Before, we had to win for the government, for politics, for communism. The freedom we now have can lead us to making very good money for ourselves. Now we can reap what we sow. Now, if I win, I become a famous person, I become a rich person. All athletes respond to this motivation.
Triple gold-medal-winning Russian swimmer
No longer does a grim parade of political robots pour out of Mother Russia and the other republics of the old U.S.S.R. at Olympic time, declaring allegiance to communism and offering gratitude for the small rewards that the Soviet system gave its superstars—drab apartments, inferior cars, a handful of rubles. Now, six years after perestroika first struck, a new generation of wannabe capitalists stormed into Barcelona, determined to take full advantage of their homelands' brave new world of economic freedom.
Last week the two brightest young swimmers on the talented Unified Team, Aleksandr Popov and Yevgeny Sadovyi, racked up seven medals between them, after which they instantly became Exhibits A and B in the ongoing conversion of former Soviet athletes from tools of a totalitarian state to ambitious players in the world of free markets and profit motives.
You could call them the Perestroika Twins, but they are far from identical. Sadovyi, 19, is the bald and boyish one, the gold medalist in the 200- and 400-meter freestyles and the 4 X 200 freestyle relay. Popov, 20, is blindingly handsome, standing a perfectly molded 6'6" and possessing a superstar smile that has more than a hint of Magic in it.
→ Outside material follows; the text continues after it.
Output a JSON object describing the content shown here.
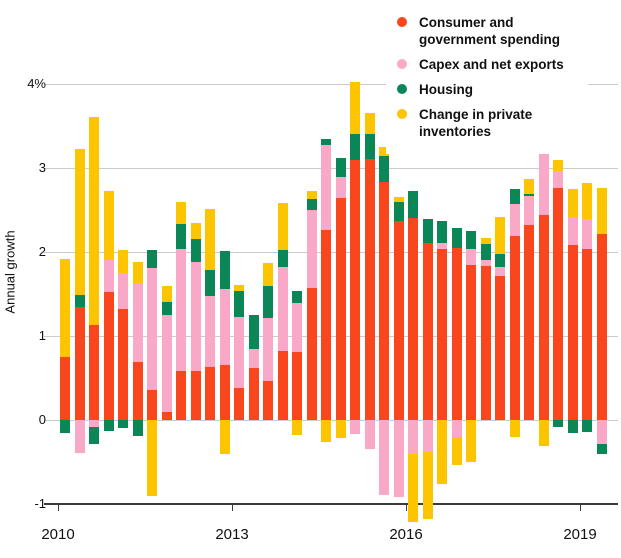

He won gold in the 100 and 50 frees, plus silver in the 4 X 100 free and the 4 X 100 medley relays.
Wildly different as they are in looks and demeanor, the unmatched pair holds exactly the same exalted opinion of free-market economics. "I am a child of perestroika," declares Popov. "It gave me a chance to be my best."
Like all members of the Unified Team, both swimmers received $3,000 from the Russian Olympic Committee for each gold medal and $2,000 for each silver—meaning $9,000 for Sadovyi, $10,000 for Popov. Such amounts are a windfall in Russia's desperate economy. Both athletes also anticipate an abrupt leap in income from international commercial sponsors and meet promoters. When he is asked whether that leap might double or triple his income, Popov thought for several moments and then said softly, "No, I think maybe it increases 10 times." Also included in Popov's immediate financial future is a healthy payday when he competes in France on Aug. 12 at a meet for supersprinters that will include Matt Biondi and Tom Jager of the U.S., Popov's upset victims in the 50-meter free.
And what of some Biondi-sized fees for making television ads? Alas, there is no such thing in Russia. Vladimir Geskin, editor of Sport Express, a national newspaper published in Russia, says, "There are tons of commercials on our TV now, but athletes have never been used in them. Sexy women, yes, advertise for banks and to sell everything from lumber to barrels of fish, but never sports stars, even though my country is sports crazy."
Mired deep in an economic gloom caused by a plummeting ruble, rising inflation and other wrenching side-effects of the transition to a market economy, the people of the former Soviet Union have had heavier matters weighing on their minds. But there have been reports that the television coverage of the Olympics in the Commonwealth of Independent States was raising morale. Yet Aleksandr Pesov, a veteran swimming writer for the Russian Information Agency, agrees that Sadovyi and Popov must look outside their own country for the big money: "Because of the bad economy at home, I think Popov and Sadovyi will have to take advantage of Western sponsors. This generation of athletes is much more clever than previous ones. They will learn how to make money from Olympic medals."
Maybe so. But as of last week, neither Popov nor Sadovyi had received any substantial offers from international sponsors. And neither had signed with an agent. Yet they are clearly young men on the rise, full of themselves, a pair of heretofore unknown kids who are suddenly giving interviews to Paris Match and Japanese television crews. They have burst with great charm upon the world—and they've come a long way to do it.